Detalhes bibliográficos
Ano de defesa: 2023
Autor(a) principal: Silva, Raquel Prado da
Orientador(a): Borges, Danilo Lustrino
Banca de defesa: Não Informado pela instituição
Tipo de documento: Dissertação
Tipo de acesso: Acesso aberto
Idioma: por
Instituição de defesa: Não Informado pela instituição
Programa de Pós-Graduação: Pós-Graduação em Ciências Fisiológicas
Departamento: Não Informado pela instituição
País: Não Informado pela instituição
Palavras-chave em Português:
Palavras-chave em Inglês:
Área do conhecimento CNPq:
Link de acesso: https://ri.ufs.br/jspui/handle/riufs/18235
Resumo: Fibromyalgia (FM) is primarily characterized by symptoms such as chronic generalized musculoskeletal pain, along with loss of strength and muscle mass. Furthermore, alterations in Sympathetic Nervous System (SNS) activity have been described in FM patients, which is known to regulate nociceptive mechanisms and muscle plasticity. However, the role of the SNS in the regulation of hyperalgesia and skeletal muscle mass during FM is not well understood. Therefore, in this study, we indirectly evaluated sympathetic activity by quantifying catecholamines, adrenaline and noradrenaline, as well as adrenergic signaling in the soleus muscles of female rats subjected to an FM model induced by double intramuscular injection of acid saline. It was observed that after 7 days of FM induction, there was diffuse hyperalgesia, confirmed by a decrease in the paw withdrawal threshold, and reductions in muscle mass and strength, which were associated with attenuation of adrenergic signaling measured by the content of phosphorylated proteins by the cAMP-dependent kinase (PKA) and its target proteins. Based on these results, it was demonstrated that treatment with clenbuterol (β2-adrenergic receptor agonist) attenuated hyperalgesia and muscle atrophy in FM animals. To confirm that the decrease in catecholamine release was not specific to the acid saline injection-induced hyperalgesia model, a second experimental FM protocol was conducted with intramuscular administration of carrageenan.

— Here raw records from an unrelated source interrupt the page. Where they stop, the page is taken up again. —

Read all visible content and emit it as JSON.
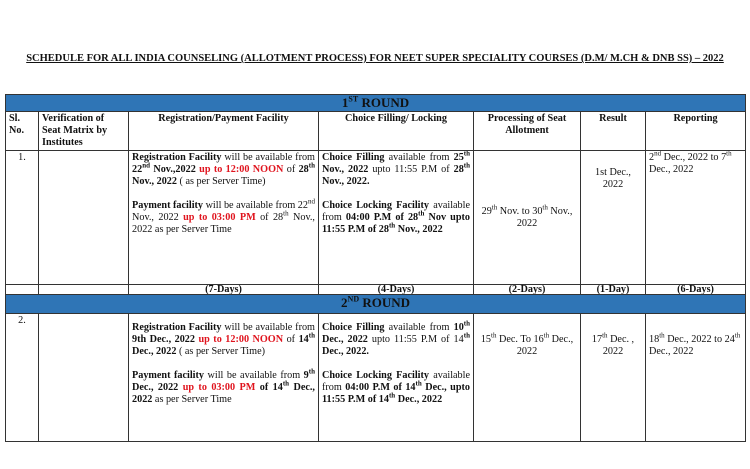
{
  "header": {
    "title": "SCHEDULE FOR ALL INDIA COUNSELING (ALLOTMENT PROCESS) FOR NEET SUPER SPECIALITY COURSES (D.M/ M.CH & DNB SS) – 2022"
  },
  "table": {
    "columns": [
      "Sl. No.",
      "Verification of Seat Matrix by Institutes",
      "Registration/Payment Facility",
      "Choice Filling/ Locking",
      "Processing of Seat Allotment",
      "Result",
      "Reporting"
    ],
    "rounds": [
      {
        "title": [
          "1",
          "ST",
          " ROUND"
        ],
        "sl": "1.",
        "registration": [
          [
            "Registration Facility",
            " will be available from ",
            "22",
            "nd",
            " Nov.,2022",
            " up to 12:00 NOON",
            " of ",
            "28",
            "th",
            " Nov., 2022",
            " ( as per Server Time)"
          ],
          [
            "Payment facility",
            " will be available from 22",
            "nd",
            " Nov., 2022 ",
            "up to 03:00 PM",
            " of 28",
            "th",
            " Nov., 2022 as per Server Time"
          ]
        ],
        "choice": [
          [
            "Choice Filling",
            " available from ",
            "25",
            "th",
            " Nov., 2022",
            " upto 11:55 P.M of ",
            "28",
            "th",
            " Nov., 2022."
          ],
          [
            "Choice Locking Facility",
            " available from ",
            "04:00 P.M of 28",
            "th",
            " Nov upto 11:55 P.M of 28",
            "th",
            " Nov., 2022"
          ]
        ],
        "processing": [
          "29",
          "th",
          " Nov. to 30",
          "th",
          " Nov., 2022"
        ],
        "result": [
          "1st Dec., 2022"
        ],
        "reporting": [
          "2",
          "nd",
          " Dec., 2022 to 7",
          "th",
          " Dec., 2022"
        ],
        "durations": [
          "(7-Days)",
          "(4-Days)",
          "(2-Days)",
          "(1-Day)",
          "(6-Days)"
        ]
      },
      {
        "title": [
          "2",
          "ND",
          " ROUND"
        ],
        "sl": "2.",
        "registration": [
          [
            "Registration Facility",
            " will be available from ",
            "9th Dec., 2022",
            " up to 12:00 NOON",
            " of ",
            "14",
            "th",
            " Dec., 2022",
            " ( as per Server Time)"
          ],
          [
            "Payment facility",
            " will be available from ",
            "9",
            "th",
            " Dec., 2022",
            " up to 03:00 PM",
            " of 14",
            "th",
            " Dec., 2022",
            " as per Server Time"
          ]
        ],
        "choice": [
          [
            "Choice Filling",
            " available from ",
            "10",
            "th",
            " Dec., 2022",
            " upto 11:55 P.M of 14",
            "th",
            " Dec., 2022."
          ],
          [
            "Choice Locking Facility",
            " available from ",
            "04:00 P.M of 14",
            "th",
            " Dec., upto 11:55 P.M of 14",
            "th",
            " Dec., 2022"
          ]
        ],
        "processing": [
          "15",
          "th",
          " Dec. To 16",
          "th",
          " Dec., 2022"
        ],
        "result": [
          "17",
          "th",
          " Dec. , 2022"
        ],
        "reporting": [
          "18",
          "th",
          " Dec., 2022 to 24",
          "th",
          " Dec., 2022"
        ]
      }
    ]
  }
}
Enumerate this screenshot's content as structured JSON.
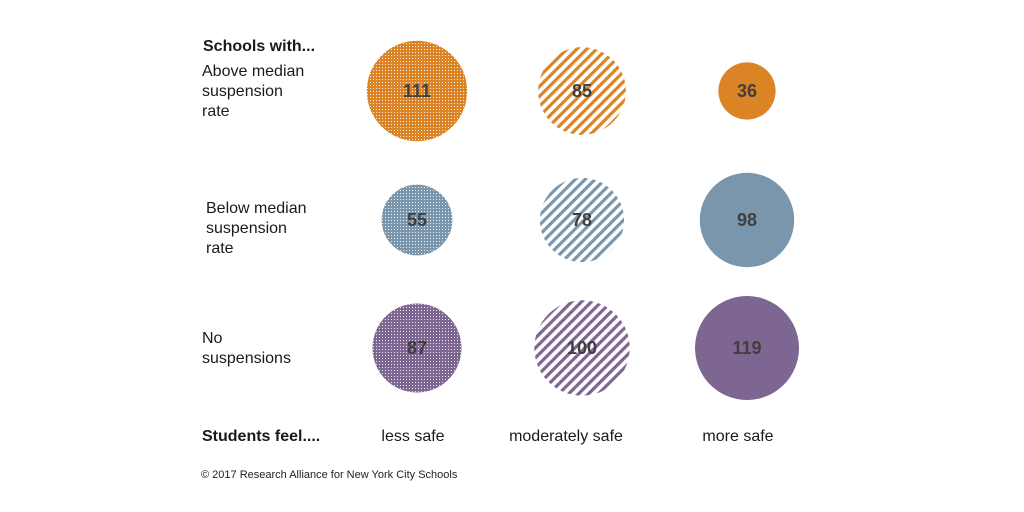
{
  "chart_data": {
    "type": "bubble-matrix",
    "row_header": "Schools with...",
    "col_header": "Students feel....",
    "rows": [
      {
        "label_lines": [
          "Above median",
          "suspension",
          "rate"
        ],
        "color": "#DB8425"
      },
      {
        "label_lines": [
          "Below median",
          "suspension",
          "rate"
        ],
        "color": "#7A96AC"
      },
      {
        "label_lines": [
          "No",
          "suspensions"
        ],
        "color": "#7D6691"
      }
    ],
    "columns": [
      {
        "label": "less safe",
        "fill": "dots"
      },
      {
        "label": "moderately safe",
        "fill": "stripes"
      },
      {
        "label": "more safe",
        "fill": "solid"
      }
    ],
    "values": [
      [
        111,
        85,
        36
      ],
      [
        55,
        78,
        98
      ],
      [
        87,
        100,
        119
      ]
    ],
    "value_labels": [
      [
        "111",
        "85",
        "36"
      ],
      [
        "55",
        "78",
        "98"
      ],
      [
        "87",
        "100",
        "119"
      ]
    ],
    "size_encoding": "area proportional to value",
    "credit": "© 2017 Research Alliance for New York City Schools"
  }
}
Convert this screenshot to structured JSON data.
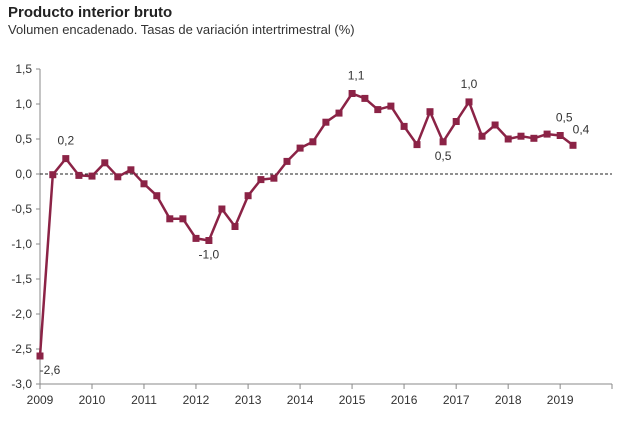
{
  "header": {
    "title": "Producto interior bruto",
    "subtitle": "Volumen encadenado. Tasas de variación intertrimestral (%)"
  },
  "colors": {
    "series": "#8b2346",
    "axis": "#888888",
    "zero_line": "#222222"
  },
  "chart_data": {
    "type": "line",
    "title": "Producto interior bruto",
    "subtitle": "Volumen encadenado. Tasas de variación intertrimestral (%)",
    "xlabel": "",
    "ylabel": "",
    "ylim": [
      -3.0,
      1.5
    ],
    "yticks": [
      1.5,
      1.0,
      0.5,
      0.0,
      -0.5,
      -1.0,
      -1.5,
      -2.0,
      -2.5,
      -3.0
    ],
    "ytick_labels": [
      "1,5",
      "1,0",
      "0,5",
      "0,0",
      "-0,5",
      "-1,0",
      "-1,5",
      "-2,0",
      "-2,5",
      "-3,0"
    ],
    "xlim": [
      "2009-01-01",
      "2019-12-31"
    ],
    "xticks": [
      "2009",
      "2010",
      "2011",
      "2012",
      "2013",
      "2014",
      "2015",
      "2016",
      "2017",
      "2018",
      "2019"
    ],
    "grid": false,
    "zero_line": "dashed",
    "series": [
      {
        "marker": "square",
        "x": [
          "2009-01-01",
          "2009-04-01",
          "2009-07-01",
          "2009-10-01",
          "2010-01-01",
          "2010-04-01",
          "2010-07-01",
          "2010-10-01",
          "2011-01-01",
          "2011-04-01",
          "2011-07-01",
          "2011-10-01",
          "2012-01-01",
          "2012-04-01",
          "2012-07-01",
          "2012-10-01",
          "2013-01-01",
          "2013-04-01",
          "2013-07-01",
          "2013-10-01",
          "2014-01-01",
          "2014-04-01",
          "2014-07-01",
          "2014-10-01",
          "2015-01-01",
          "2015-04-01",
          "2015-07-01",
          "2015-10-01",
          "2016-01-01",
          "2016-04-01",
          "2016-07-01",
          "2016-10-01",
          "2017-01-01",
          "2017-04-01",
          "2017-07-01",
          "2017-10-01",
          "2018-01-01",
          "2018-04-01",
          "2018-07-01",
          "2018-10-01",
          "2019-01-01",
          "2019-04-01"
        ],
        "values": [
          -2.6,
          -0.01,
          0.22,
          -0.02,
          -0.03,
          0.16,
          -0.04,
          0.06,
          -0.14,
          -0.31,
          -0.64,
          -0.64,
          -0.92,
          -0.95,
          -0.5,
          -0.75,
          -0.31,
          -0.08,
          -0.06,
          0.18,
          0.37,
          0.46,
          0.74,
          0.87,
          1.15,
          1.08,
          0.92,
          0.97,
          0.68,
          0.42,
          0.89,
          0.46,
          0.75,
          1.03,
          0.54,
          0.7,
          0.5,
          0.54,
          0.51,
          0.57,
          0.55,
          0.41
        ]
      }
    ],
    "annotations": [
      {
        "index": 0,
        "text": "-2,6"
      },
      {
        "index": 2,
        "text": "0,2"
      },
      {
        "index": 13,
        "text": "-1,0"
      },
      {
        "index": 24,
        "text": "1,1"
      },
      {
        "index": 31,
        "text": "0,5"
      },
      {
        "index": 33,
        "text": "1,0"
      },
      {
        "index": 40,
        "text": "0,5"
      },
      {
        "index": 41,
        "text": "0,4"
      }
    ]
  }
}
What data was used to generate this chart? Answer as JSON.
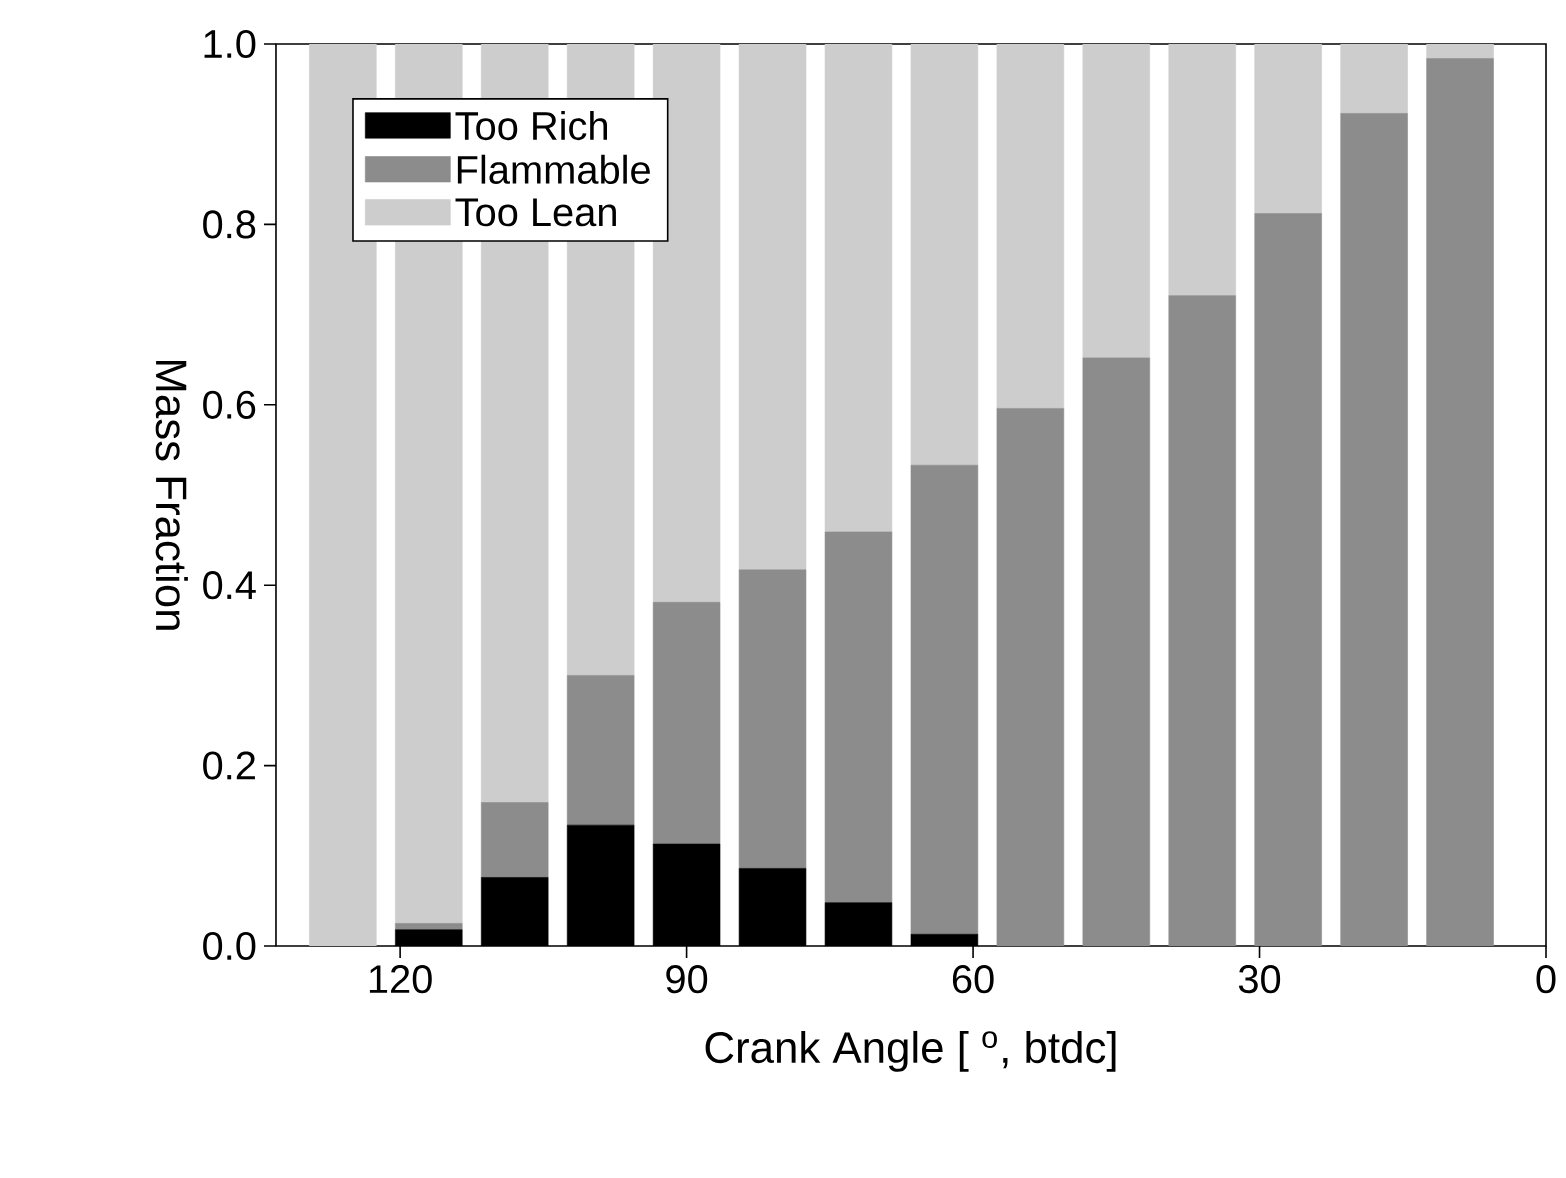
{
  "chart_data": {
    "type": "bar",
    "stacked": true,
    "xlabel": "Crank Angle [ $^{o}$, btdc]",
    "ylabel": "Mass Fraction",
    "x": [
      126,
      117,
      108,
      99,
      90,
      81,
      72,
      63,
      54,
      45,
      36,
      27,
      18,
      9
    ],
    "series": [
      {
        "name": "Too Rich",
        "color": "#000000",
        "values": [
          0,
          0.018,
          0.076,
          0.134,
          0.113,
          0.086,
          0.048,
          0.013,
          0,
          0,
          0,
          0,
          0,
          0
        ]
      },
      {
        "name": "Flammable",
        "color": "#8c8c8c",
        "values": [
          0,
          0.007,
          0.083,
          0.166,
          0.268,
          0.331,
          0.411,
          0.52,
          0.596,
          0.652,
          0.721,
          0.812,
          0.923,
          0.984
        ]
      },
      {
        "name": "Too Lean",
        "color": "#cdcdcd",
        "values": [
          1.0,
          0.975,
          0.841,
          0.7,
          0.619,
          0.583,
          0.541,
          0.467,
          0.404,
          0.348,
          0.279,
          0.188,
          0.077,
          0.016
        ]
      }
    ],
    "xlim": [
      133,
      0
    ],
    "xticks": [
      120,
      90,
      60,
      30,
      0
    ],
    "ylim": [
      0,
      1
    ],
    "yticks": [
      {
        "value": 0,
        "label": "0.0"
      },
      {
        "value": 0.2,
        "label": "0.2"
      },
      {
        "value": 0.4,
        "label": "0.4"
      },
      {
        "value": 0.6,
        "label": "0.6"
      },
      {
        "value": 0.8,
        "label": "0.8"
      },
      {
        "value": 1,
        "label": "1.0"
      }
    ],
    "legend": "top left",
    "grid": false
  }
}
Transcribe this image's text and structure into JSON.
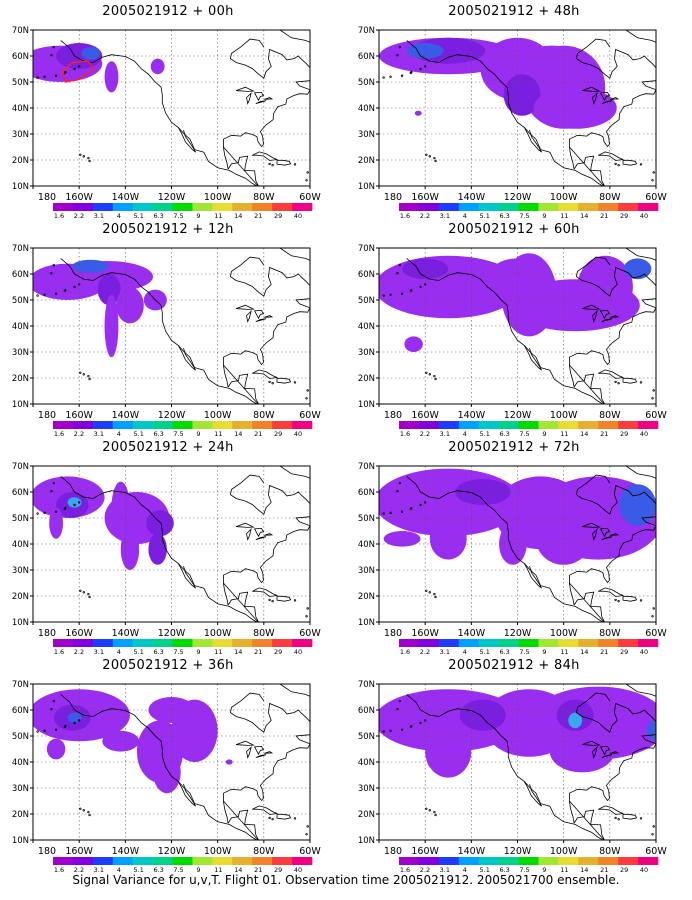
{
  "panels": [
    {
      "title": "2005021912 + 00h"
    },
    {
      "title": "2005021912 + 48h"
    },
    {
      "title": "2005021912 + 12h"
    },
    {
      "title": "2005021912 + 60h"
    },
    {
      "title": "2005021912 + 24h"
    },
    {
      "title": "2005021912 + 72h"
    },
    {
      "title": "2005021912 + 36h"
    },
    {
      "title": "2005021912 + 84h"
    }
  ],
  "axes": {
    "lat_labels": [
      "70N",
      "60N",
      "50N",
      "40N",
      "30N",
      "20N",
      "10N"
    ],
    "lon_labels": [
      "180",
      "160W",
      "140W",
      "120W",
      "100W",
      "80W",
      "60W"
    ]
  },
  "colorbar": {
    "labels": [
      "1.6",
      "2.2",
      "3.1",
      "4",
      "5.1",
      "6.3",
      "7.5",
      "9",
      "11",
      "14",
      "21",
      "29",
      "40"
    ],
    "colors": [
      "#a000c8",
      "#8200dc",
      "#1e3cff",
      "#00a0ff",
      "#00c8c8",
      "#00d28c",
      "#00dc00",
      "#a0e632",
      "#e6dc32",
      "#e6af2d",
      "#f08228",
      "#fa3c3c",
      "#f00082"
    ]
  },
  "fill_colors": {
    "low": "#9a2ef0",
    "mid": "#7a1fe0",
    "high": "#3a5ae8",
    "peak": "#38a8f0"
  },
  "footer": "Signal Variance for u,v,T. Flight 01. Observation time 2005021912. 2005021700 ensemble."
}
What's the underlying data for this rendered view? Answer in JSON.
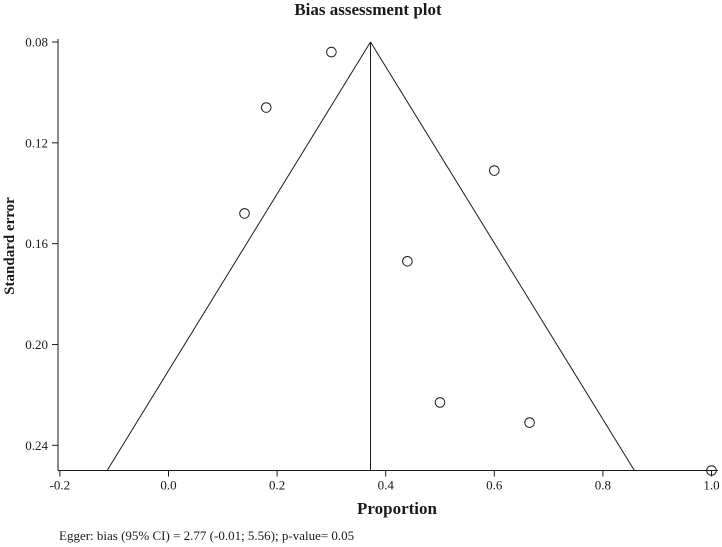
{
  "figure": {
    "title": "Bias assessment plot",
    "caption": "Egger: bias (95% CI) = 2.77 (-0.01; 5.56); p-value= 0.05"
  },
  "chart_data": {
    "type": "scatter",
    "subtype": "funnel-plot",
    "title": "Bias assessment plot",
    "xlabel": "Proportion",
    "ylabel": "Standard error",
    "annotation": "Egger: bias (95% CI) = 2.77 (-0.01; 5.56); p-value= 0.05",
    "xlim": [
      -0.2,
      1.0
    ],
    "ylim": [
      0.08,
      0.25
    ],
    "y_axis_inverted": true,
    "grid": false,
    "legend": null,
    "x_ticks": [
      -0.2,
      0.0,
      0.2,
      0.4,
      0.6,
      0.8,
      1.0
    ],
    "x_tick_labels": [
      "-0.2",
      "0.0",
      "0.2",
      "0.4",
      "0.6",
      "0.8",
      "1.0"
    ],
    "y_ticks": [
      0.08,
      0.12,
      0.16,
      0.2,
      0.24
    ],
    "y_tick_labels": [
      "0.08",
      "0.12",
      "0.16",
      "0.20",
      "0.24"
    ],
    "points": [
      {
        "x": 0.3,
        "se": 0.084
      },
      {
        "x": 0.18,
        "se": 0.106
      },
      {
        "x": 0.14,
        "se": 0.148
      },
      {
        "x": 0.6,
        "se": 0.131
      },
      {
        "x": 0.44,
        "se": 0.167
      },
      {
        "x": 0.5,
        "se": 0.223
      },
      {
        "x": 0.665,
        "se": 0.231
      },
      {
        "x": 1.0,
        "se": 0.25
      }
    ],
    "funnel": {
      "apex": {
        "x": 0.372,
        "se": 0.08
      },
      "base_left_x": -0.113,
      "base_right_x": 0.858,
      "base_se": 0.25,
      "center_line_x": 0.372
    }
  },
  "colors": {
    "ink": "#1a1a1a",
    "background": "#ffffff"
  }
}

As expected, carrageenan induced a decrease in paw withdrawal threshold and plasma adrenaline concentration, although it did not induce muscle atrophy. Since both FM models used in this study were able to reduce adrenal catecholaminergic secretion, it was postulated that adrenaline depletion through bilateral removal of adrenal medulla (ADM) could mimic FM symptoms. Indeed, ADM induced mechanical hyperalgesia and increased muscle proteolysis in animals maintained under basal conditions. Taken together, the results demonstrate that the SNS is involved in the control of nociception and muscle plasticity in an experimental model of FM and support clinical studies aimed at treating FM patients.